Il en ressort souvent une expérience de jeu franchement frustrante et limitée par rapport aux PC gamers.

Les architectures techniques des consoles de salon se rapprochent très fortement de celles d’un PC, mais la puissance en moins. Au point que certains se demandent s’ils doivent investir dans une console de salon, dédiée à 100% au jeu, ou dans un PC polyvalent. Il faut avouer que lorsque le prix de lancement d’une console dépasse les 400€, et que les jeux frôlent parfois les 70€, on en vient à se dire qu’un bon vieux PC, c’est la liberté, non ? Et bien, c’est vrai. 

On est loin du temps où la meilleure console coûtait aux alentours de 1 000 francs : avec la PS2 puis la 3, tout le monde a suivi le mouvement pour faire débourser 300€ ou plus, avec des jeux dont le prix a bien augmenté. Même en écumant les sites de bons plans à la recherche d’une réduction sur Amazon ou d’un code promo sur Priceminister, il devient clair que se lancer sur une console, c’est débourser au moins 300€ + l’équipement + les jeux.

C’est la grande différence majeure et historique entre consoles et PC. Alors que les gamers les plus assidus ont déjà mis leur nez dans leur machine, et font évoluer leur « config » selon leur budget et leurs besoins, les joueurs console sont condamnés à jouer avec une machine figée. A quoi bon l’ouvrir ? Changer la carte graphique ? Changer de processeur ? Pas possible. La console, c’est une immobilisation de 400 à 500€, qui équivaut à un PC de puissance moyenne, obsolète après 3 ou 4 ans. Le rythme de renouvellement des consoles les rend aujourd’hui dépassées bien plus rapidement ; encore un coup de la loi de Moore

Parce que nous évoquons la notion de prix, continuons sans détours. La guerre que se livrent les géants de l’industrie du jeu vidéo est une guerre économique. Nous sommes les premiers à nous féliciter de voir les jeux vidéo devenir un pilier des dépenses culturelles et ludiques. Mais la guerre économique n’est pas douce pour le porte-monnaie. Les consoles coutent toujours plus cher au lancement (le point ayant été atteint avec la PS3, pourtant vendue à perte pendant près de 5 ans).
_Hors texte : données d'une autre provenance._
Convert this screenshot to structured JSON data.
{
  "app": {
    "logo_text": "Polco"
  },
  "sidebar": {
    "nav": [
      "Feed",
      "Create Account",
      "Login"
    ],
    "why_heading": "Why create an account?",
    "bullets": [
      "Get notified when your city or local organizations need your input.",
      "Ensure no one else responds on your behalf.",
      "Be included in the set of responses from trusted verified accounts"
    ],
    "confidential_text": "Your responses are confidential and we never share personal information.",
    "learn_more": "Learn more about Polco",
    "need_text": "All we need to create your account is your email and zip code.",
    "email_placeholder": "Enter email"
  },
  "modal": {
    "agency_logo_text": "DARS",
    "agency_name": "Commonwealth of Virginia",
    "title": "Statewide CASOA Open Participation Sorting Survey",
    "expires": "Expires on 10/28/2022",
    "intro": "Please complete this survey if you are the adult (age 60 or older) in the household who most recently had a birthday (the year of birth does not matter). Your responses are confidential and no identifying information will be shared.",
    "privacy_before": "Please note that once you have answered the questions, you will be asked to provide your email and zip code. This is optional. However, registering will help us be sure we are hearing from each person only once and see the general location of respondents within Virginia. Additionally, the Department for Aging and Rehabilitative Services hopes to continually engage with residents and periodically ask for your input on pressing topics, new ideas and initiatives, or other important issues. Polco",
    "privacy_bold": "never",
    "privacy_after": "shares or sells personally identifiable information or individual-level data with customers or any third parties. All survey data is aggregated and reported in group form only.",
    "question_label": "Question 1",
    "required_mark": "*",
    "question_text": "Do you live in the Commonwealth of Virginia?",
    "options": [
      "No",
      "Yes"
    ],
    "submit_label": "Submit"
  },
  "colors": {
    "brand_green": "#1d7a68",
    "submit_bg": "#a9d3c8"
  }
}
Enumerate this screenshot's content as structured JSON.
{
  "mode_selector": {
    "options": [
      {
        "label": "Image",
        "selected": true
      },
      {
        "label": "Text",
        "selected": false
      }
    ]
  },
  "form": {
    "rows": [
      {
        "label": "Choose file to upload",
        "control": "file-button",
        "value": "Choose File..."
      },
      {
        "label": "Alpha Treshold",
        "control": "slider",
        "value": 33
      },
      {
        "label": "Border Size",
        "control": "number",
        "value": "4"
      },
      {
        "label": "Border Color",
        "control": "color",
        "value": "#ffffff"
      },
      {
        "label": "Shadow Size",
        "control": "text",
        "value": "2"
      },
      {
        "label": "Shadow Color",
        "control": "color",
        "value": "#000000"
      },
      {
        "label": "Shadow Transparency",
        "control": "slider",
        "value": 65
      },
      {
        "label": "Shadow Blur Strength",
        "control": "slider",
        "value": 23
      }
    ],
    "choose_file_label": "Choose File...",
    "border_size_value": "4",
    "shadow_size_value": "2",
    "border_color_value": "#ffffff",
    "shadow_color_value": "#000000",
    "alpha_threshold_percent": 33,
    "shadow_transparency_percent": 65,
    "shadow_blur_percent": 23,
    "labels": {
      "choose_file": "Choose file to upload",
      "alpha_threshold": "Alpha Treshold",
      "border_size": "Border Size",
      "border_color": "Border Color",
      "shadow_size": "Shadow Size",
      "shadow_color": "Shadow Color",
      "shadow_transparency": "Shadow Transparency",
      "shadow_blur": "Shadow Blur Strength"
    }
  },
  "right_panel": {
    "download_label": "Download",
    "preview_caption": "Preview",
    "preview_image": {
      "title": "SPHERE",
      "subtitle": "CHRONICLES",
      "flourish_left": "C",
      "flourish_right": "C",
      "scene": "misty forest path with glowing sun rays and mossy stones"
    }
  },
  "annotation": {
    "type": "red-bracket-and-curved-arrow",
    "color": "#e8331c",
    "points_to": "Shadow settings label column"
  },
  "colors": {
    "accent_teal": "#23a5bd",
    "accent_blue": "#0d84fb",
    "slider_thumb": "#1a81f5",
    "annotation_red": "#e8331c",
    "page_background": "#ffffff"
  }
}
A l’inverse, le prix d’une bonne configuration sur PC ne cesse de baisser. Flexible, un PC dédié au jeu peut s’acheter dès 600 à 700€. Avec une carte graphique plus puissante, et un processeur haut de gamme, il fera tourner tous les jeux sortis cette année sans problème à 900 / 1000€.   

L’objectif du jeu vidéo est le même sur tous les supports, PC ou consoles : s’amuser. Aujourd’hui, il est possible de prendre autant de plaisir devant sa télévision que devant son écran d’ordinateur. Mais l’avenir des consoles de salon est un véritable sujet, à l’heure ou une convergence technique est observée, et où les consommateurs, bien que passionnés, surveillent leurs dépenses. Serons nous tous équipés demain de steams machines, ces PC déguisés en consoles qui s’invitent dans les salons ? Les consoles de 9e génération seront-elles les dernières ? Le débat est lancé.